The world we live in is the world we see,
and the eyes of faith see a better world.
If we want to see the world as God sees it and call it good,
we befriend the outcast whether they are cast out
on grounds of race, class, religion, political opinions,
or legal status.
But we can’t extend grace to others
until we find grace in our own lives.
So, how’s your life this Christmas?
After the fires and hurricanes, the political turmoil,
and the racist brutality, during COVID,
are you having a Jennifer Lopez Most Wonderful Time
with parties for hosting, marshmallows for roasting,
and caroling out in the snow?
Well, neither did Jesus.
It’s the parts of our lives that don’t measure up
to worldly expectations that touch God’s heart.
It’s when life feels empty, God fills that emptiness with grace.
But who we are matters more than our circumstances.
So, what judgments are you laboring under?
Are you looking at yourself through the violent, cynical,
judging eyes of the world?
What is it we have been taught to hate about ourselves?
Are we the wrong height, the wrong weight, the wrong gender,
the wrong color?
Is it our voice, our mannerisms, our ineptitude at this or that?
Maybe some of these things are faults in the word’s eyes,
but not God’s.
Zephaniah says, God has torn up the judgements of the world.
God has ruled. To God, we are already a delight.
That’s the good news we call gospel.
God has ruled: we are the beloved -- just as we are.
Joy to the World isn’t just about what happened long, long ago.
It’s about what started long ago
but is still happening in you today.
At Christmas, we discover that any shame we carry
is the world’s judgment – not God’s.
As Paul said, If God is for us, who can be against us?
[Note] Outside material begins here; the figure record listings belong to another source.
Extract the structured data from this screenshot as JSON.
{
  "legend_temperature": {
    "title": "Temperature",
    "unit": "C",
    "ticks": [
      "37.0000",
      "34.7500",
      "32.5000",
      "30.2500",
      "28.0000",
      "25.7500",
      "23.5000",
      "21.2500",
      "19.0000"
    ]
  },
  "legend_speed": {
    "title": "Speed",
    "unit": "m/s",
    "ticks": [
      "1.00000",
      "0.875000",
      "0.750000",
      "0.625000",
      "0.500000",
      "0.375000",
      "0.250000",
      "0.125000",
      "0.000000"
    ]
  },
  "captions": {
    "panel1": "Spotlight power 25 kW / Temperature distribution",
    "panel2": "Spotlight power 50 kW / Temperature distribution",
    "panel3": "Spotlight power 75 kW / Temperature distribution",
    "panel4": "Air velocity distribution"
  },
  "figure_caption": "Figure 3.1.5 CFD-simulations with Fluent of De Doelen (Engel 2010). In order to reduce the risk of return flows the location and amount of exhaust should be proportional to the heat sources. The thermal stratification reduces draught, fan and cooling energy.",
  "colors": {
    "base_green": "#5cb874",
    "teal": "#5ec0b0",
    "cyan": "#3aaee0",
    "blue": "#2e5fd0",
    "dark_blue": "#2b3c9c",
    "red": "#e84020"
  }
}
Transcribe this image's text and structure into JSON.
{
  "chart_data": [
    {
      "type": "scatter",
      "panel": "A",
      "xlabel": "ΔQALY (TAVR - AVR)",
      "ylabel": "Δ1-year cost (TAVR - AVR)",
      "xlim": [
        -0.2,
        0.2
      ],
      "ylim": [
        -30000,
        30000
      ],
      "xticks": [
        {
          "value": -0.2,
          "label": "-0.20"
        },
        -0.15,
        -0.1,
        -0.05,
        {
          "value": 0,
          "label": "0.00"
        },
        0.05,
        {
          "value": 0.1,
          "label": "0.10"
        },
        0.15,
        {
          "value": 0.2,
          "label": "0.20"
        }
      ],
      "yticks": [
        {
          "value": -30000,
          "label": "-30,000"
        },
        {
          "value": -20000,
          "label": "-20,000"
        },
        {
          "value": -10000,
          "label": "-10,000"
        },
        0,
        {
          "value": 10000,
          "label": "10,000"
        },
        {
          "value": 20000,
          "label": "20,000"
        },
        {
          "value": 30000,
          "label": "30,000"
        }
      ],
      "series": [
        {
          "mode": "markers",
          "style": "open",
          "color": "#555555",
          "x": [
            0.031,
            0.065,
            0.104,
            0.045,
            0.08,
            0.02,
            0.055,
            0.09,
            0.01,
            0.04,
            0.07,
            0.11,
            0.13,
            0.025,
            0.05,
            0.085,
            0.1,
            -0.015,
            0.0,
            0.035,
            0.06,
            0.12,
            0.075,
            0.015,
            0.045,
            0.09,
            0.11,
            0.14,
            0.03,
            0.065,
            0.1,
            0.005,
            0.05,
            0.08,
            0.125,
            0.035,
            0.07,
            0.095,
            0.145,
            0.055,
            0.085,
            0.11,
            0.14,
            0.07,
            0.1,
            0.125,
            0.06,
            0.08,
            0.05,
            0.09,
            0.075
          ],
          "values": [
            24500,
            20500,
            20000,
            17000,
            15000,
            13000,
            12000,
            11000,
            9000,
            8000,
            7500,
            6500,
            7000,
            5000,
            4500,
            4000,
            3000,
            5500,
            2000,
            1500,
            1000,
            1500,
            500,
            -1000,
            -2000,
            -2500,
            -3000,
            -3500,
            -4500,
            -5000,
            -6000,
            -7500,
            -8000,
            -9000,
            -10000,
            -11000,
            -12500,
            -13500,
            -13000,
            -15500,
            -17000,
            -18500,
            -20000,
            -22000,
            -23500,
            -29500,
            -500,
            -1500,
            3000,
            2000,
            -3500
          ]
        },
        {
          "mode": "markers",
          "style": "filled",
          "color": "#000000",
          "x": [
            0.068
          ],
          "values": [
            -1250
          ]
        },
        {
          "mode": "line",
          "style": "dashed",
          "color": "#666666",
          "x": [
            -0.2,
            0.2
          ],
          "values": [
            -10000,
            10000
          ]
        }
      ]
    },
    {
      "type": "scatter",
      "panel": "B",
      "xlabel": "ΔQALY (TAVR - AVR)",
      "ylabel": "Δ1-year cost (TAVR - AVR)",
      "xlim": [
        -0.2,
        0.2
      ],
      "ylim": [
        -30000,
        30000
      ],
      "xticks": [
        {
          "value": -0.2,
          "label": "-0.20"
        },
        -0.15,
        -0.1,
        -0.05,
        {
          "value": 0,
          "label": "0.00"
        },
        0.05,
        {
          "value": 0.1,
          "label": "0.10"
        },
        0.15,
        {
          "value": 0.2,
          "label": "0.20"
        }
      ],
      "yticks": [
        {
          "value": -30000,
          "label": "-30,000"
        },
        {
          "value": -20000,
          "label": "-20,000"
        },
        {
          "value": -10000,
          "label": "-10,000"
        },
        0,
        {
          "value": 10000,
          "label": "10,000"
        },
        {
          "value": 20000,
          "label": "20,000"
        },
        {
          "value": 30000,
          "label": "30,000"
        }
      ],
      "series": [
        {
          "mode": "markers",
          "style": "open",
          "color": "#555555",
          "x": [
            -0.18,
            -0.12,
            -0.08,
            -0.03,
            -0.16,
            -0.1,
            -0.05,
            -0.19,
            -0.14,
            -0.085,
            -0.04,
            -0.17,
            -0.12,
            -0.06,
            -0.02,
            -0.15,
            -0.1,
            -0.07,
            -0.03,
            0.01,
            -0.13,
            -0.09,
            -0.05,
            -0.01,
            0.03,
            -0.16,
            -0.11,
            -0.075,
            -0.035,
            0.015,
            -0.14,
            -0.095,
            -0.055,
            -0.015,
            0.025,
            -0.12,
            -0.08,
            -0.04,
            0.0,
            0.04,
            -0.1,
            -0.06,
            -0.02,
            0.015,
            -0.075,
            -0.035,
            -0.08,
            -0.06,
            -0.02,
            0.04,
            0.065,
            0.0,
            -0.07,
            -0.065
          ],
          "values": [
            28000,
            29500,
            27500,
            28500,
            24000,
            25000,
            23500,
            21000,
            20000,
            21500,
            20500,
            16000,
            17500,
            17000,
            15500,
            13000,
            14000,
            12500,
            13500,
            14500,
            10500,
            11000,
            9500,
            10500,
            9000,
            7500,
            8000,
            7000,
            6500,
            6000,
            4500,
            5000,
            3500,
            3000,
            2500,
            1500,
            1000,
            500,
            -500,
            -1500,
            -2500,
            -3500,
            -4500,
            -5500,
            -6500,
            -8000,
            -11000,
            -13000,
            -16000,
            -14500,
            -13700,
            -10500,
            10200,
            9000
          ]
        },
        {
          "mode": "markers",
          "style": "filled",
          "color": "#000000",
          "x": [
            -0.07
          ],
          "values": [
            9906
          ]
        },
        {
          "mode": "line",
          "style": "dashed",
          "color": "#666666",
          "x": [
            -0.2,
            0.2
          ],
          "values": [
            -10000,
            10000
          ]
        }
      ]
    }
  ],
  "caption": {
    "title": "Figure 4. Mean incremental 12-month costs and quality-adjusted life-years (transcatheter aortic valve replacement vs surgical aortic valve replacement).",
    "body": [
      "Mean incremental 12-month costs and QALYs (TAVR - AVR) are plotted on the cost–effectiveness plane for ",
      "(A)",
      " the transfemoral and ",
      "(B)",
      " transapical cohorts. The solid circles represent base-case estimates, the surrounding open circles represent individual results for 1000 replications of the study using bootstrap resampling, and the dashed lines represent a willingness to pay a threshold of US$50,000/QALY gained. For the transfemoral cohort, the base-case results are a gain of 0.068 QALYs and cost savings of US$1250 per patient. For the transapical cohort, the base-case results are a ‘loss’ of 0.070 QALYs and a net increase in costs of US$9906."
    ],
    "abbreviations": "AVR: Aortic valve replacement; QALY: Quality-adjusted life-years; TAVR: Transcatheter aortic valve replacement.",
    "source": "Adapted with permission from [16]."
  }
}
. . . If God declares us justified, who can condemn us?
So I invite you to repent. Repent of shame.
Dare to believe that God enjoys you just as you are.
You are the Christmas miracle happening right here, right now.
Then, repent of your judgements.
If we stop the violence against ourselves,
we’ll be free to let up on our violence
against everyone else.
When we root our self-worth In God’s love,
we can share that love with somebody else
– show some kindness to a stranger
– regardless of their race,
religion, gender identification, or yes, even their politics.
Brothers and sisters,
if we practice the Christian paradox
of accepting the unacceptable,
the night sky will lighten faintly in our East
and the Star of Bethlehem will rise in our souls.